Sauf si vous habitez sur une autre planète, vous n'avez pas pu échapper aux manifestations en tous genres qui  commémorent cette année le centenaire du début de la Première Guerre mondiale. Comme le dit une collègue : "Mais quelle idée de célébrer le début de la guerre, il vaudrait mieux fêter la fin !"

A mon avis, on en a bien pour quatre ans à en entendre parler. Déjà il faut voir tous les bouquins récents qui sont sortis sur le thème (romans, mais aussi BD et livres pour la jeunesse). Bref à la bibliothèque où je travaille, on s'est aussi penché sur le sujet et je me suis retrouvée à rédiger une bibliographie sélective . Nous avons décidé, dans un premier temps, de nous limiter à la fiction (romans, films, BD, livres pour enfants, CD ). 

A cette occasion, j'ai dû aussi lire quelques ouvrages. En voici deux qui m'ont particulièrement touchée.

maudite guerre

Maudite soit la guerre est un album pour enfants signé Didier Daeninckx et PEF. Autant dire des pointures.

Didier Daeninckx est plus particulièrement connu pour ses romans policiers et les polémiques que suscitent régulièrement ses oeuvres qui dénoncent des événements souvent oubliés ou controversés (négationnisme, massacre des algériens à Paris en 1961, collaboration, désertion, charter de Maliens...).
Son roman policier Le Der de Der est dédié à son grand-père, anarchiste déserteur, fusillé pour l'exemple.

PEF est bien connu des enfants (et des parents) par ses illustrations d'albums, et essentiellement par son personnage Motordu.

L'album est inspiré par le monument aux morts de Gentioux dans la Creuse. 

Si certains monuments aux morts glorifient la guerre et les soldats morts pour leur Patrie, d’autres plus rares sont pacifistes. Ils déplorent la Guerre, comme celui de Gentioux : un orphelin qui de son poing tendu désigne la phrase gravée « Maudite soit la guerre ». Phrase qui revient souvent sur ces monuments. 
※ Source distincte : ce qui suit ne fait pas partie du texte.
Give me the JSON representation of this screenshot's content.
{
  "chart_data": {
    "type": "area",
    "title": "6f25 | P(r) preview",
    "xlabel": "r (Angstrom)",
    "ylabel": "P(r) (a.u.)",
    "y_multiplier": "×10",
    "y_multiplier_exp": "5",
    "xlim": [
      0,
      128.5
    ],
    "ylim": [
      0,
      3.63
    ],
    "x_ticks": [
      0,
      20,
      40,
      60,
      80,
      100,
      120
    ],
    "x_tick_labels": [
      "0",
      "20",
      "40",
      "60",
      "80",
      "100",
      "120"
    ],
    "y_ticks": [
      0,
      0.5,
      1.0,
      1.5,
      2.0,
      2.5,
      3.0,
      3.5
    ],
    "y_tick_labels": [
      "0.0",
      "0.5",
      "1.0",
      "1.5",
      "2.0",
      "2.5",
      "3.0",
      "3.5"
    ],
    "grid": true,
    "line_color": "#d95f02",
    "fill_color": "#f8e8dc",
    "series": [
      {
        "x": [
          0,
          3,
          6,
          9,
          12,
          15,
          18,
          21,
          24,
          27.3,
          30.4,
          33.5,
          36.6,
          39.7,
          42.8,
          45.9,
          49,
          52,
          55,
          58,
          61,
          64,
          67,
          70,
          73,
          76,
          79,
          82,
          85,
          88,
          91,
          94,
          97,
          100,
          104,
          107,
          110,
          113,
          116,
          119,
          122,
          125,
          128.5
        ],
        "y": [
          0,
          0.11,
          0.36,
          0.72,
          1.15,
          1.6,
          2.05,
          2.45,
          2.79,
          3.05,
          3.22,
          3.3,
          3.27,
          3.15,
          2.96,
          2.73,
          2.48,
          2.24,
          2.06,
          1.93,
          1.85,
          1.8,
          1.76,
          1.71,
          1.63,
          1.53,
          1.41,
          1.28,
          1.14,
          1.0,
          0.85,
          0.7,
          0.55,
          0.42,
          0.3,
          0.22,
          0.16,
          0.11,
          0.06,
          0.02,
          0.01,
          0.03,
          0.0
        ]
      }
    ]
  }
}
Erigé en 1922, l’inauguration officielle fut refusée par la Préfecture et ordre était donné aux soldats qui passaient devant avec leur régiment de détourner la tête.  En 2008 un millier de manifestants se sont retrouvés devant ce monument, pour demander la réhabilitation des soldats fusillés pour l’exemple. Tous les 11 novembre, depuis 1980, des militants pacifistes s'y réunissent et chantent La Chanson de Craonne (qu’on retrouve dans le film Un long dimanche de fiançailles)

Prenant prétexte de l’histoire de cet orphelin, dont la statue figure sur le Monument aux morts, les auteurs présentent aux enfants la vie quotidienne au Front et à l’intérieur, pendant la 1ère Guerre mondiale.

Fulbert Delorge a 11 ans en 1917. Quand l’instituteur propose aux enfants comme sujet de rédaction d’écrire une lettre à leur père qui se bat dans les tranchées. Pour certains enfants, dont le père est tombé au combat, c’est difficile. Fulbert, lui, décide d’aller porter lui-même sa lettre.

Il part très tôt le matin, fait 15 km à pieds jusqu’à la gare, prend le train jusqu’à Paris, d’où il reprend un train pour Soissons. Là, il trouve un militaire qui le prend dans son side-car pour le Chemin des Dames. Fulbert retrouvera son père, se fera copieusement disputer, puis rentrera chez lui.

En fin d’ouvrage, deux pages de documents et de photos (nombre de morts, destructions, pacifisme).